And the recognition that other people have different values is the basis of living peacefully in society. To deny it is dangerous insanity, even if it's for what seems a good cause. It's nice to think that we can apply our own standards on everyone else and live in a very simplistic world, and all live in complete and total harmony, but we don't and that's not how life works.
Is the Golden Rule practical ? No. It is widely acknowledged in game theory that tit-for-tat is the most optimal strategy, and the motor of cooperation in the animal kingdom, not the Golden Rule. An agent using the tit-for-tat strategy cooperates with others until provoked. When provoked, the agent must retaliate and then be quick to forgive. Likewise, we generally acknowledge that criminals (and other people who break the Trader Principle in society) must be punished in some way, in order to keep other agents from being harmed. We do not follow the Golden Rule.
A pervasive example of the Golden Rule these days is enforced self-help. It is assumed that one person's emotional life reflects that of everyone else, and that everyone naturally needs self-help in cases of disaster. But for some people, this attention runs counter to their own way of coping with disaster, and only makes their pain worse. The refusal to acknowledge individuality leads to even worse attitudes, such as "interpreting" a person's truthfulness based on their outpouring of emotions, creating prejudice and persecution.

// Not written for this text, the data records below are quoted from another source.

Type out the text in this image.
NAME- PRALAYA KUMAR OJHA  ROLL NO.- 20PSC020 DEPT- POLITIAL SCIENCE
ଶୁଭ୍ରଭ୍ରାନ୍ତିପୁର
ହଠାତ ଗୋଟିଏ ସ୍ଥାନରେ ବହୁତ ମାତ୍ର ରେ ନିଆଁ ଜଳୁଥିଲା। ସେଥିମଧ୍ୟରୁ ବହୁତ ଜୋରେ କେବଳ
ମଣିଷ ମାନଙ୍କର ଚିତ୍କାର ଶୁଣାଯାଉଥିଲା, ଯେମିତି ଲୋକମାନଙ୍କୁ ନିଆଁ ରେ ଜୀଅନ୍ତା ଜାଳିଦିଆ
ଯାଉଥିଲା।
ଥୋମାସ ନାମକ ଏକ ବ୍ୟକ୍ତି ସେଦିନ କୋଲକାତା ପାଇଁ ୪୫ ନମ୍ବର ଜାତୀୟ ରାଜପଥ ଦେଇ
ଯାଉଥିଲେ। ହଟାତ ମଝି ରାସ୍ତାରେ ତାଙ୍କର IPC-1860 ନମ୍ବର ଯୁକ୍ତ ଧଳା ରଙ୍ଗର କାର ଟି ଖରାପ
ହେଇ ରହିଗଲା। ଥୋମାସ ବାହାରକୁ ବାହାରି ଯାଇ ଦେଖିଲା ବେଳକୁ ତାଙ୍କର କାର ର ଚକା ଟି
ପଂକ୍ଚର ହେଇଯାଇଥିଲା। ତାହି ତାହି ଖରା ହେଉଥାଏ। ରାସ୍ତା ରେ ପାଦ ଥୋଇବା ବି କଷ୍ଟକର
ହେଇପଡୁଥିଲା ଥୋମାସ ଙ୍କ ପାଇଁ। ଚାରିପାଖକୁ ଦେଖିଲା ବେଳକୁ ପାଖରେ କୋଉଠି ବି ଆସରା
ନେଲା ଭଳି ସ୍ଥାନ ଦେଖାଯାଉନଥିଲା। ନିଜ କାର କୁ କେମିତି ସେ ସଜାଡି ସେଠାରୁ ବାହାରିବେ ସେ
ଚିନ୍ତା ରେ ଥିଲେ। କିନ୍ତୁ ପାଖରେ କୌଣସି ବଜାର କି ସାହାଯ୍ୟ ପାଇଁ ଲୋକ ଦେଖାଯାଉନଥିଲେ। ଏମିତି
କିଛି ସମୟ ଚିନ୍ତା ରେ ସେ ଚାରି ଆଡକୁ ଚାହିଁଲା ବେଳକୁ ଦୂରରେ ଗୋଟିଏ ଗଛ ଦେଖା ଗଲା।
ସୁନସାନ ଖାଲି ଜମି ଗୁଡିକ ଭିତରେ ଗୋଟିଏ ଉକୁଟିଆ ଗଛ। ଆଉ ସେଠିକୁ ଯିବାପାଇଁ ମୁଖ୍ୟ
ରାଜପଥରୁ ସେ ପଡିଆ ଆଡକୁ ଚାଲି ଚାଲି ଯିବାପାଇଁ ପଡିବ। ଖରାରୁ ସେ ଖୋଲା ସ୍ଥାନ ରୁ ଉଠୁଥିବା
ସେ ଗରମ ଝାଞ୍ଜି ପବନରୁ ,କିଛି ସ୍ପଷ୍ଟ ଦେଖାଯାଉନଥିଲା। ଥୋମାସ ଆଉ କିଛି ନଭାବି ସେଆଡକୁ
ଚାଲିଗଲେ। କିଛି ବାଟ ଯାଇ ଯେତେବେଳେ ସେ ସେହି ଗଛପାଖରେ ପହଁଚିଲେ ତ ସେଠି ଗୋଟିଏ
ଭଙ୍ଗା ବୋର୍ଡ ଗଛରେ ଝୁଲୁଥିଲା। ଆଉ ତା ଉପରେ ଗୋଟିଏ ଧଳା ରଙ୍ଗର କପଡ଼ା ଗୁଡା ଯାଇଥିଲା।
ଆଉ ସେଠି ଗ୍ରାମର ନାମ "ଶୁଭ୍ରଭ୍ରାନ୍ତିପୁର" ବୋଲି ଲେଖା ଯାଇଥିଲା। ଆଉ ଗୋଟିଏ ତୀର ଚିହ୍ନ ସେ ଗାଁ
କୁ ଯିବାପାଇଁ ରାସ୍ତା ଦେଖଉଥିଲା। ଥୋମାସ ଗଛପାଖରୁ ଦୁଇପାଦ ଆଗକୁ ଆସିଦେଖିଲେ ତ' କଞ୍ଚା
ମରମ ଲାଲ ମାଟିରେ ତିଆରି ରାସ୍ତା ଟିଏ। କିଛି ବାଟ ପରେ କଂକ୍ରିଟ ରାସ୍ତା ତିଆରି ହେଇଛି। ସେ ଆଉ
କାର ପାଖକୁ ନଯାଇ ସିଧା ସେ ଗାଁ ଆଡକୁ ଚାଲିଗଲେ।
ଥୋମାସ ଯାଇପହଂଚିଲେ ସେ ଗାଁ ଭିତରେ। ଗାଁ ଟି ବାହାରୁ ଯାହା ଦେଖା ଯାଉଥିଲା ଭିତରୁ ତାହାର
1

This is psychologically problematic, for sure, but are there practical examples where the Golden Rule is obviously and uncontrovertibly evil ? Yes, in cases where we are confronted with radical differences in value systems. Cultural relativism would have us believe that, when confronted with absurd moral beliefs such as human sacrifice or female circumcision, we should be silent and accept them. The Golden Rule not only forces us to accept these beliefs, but that a morally retarded person is perfectly justified to impose those beliefs on us.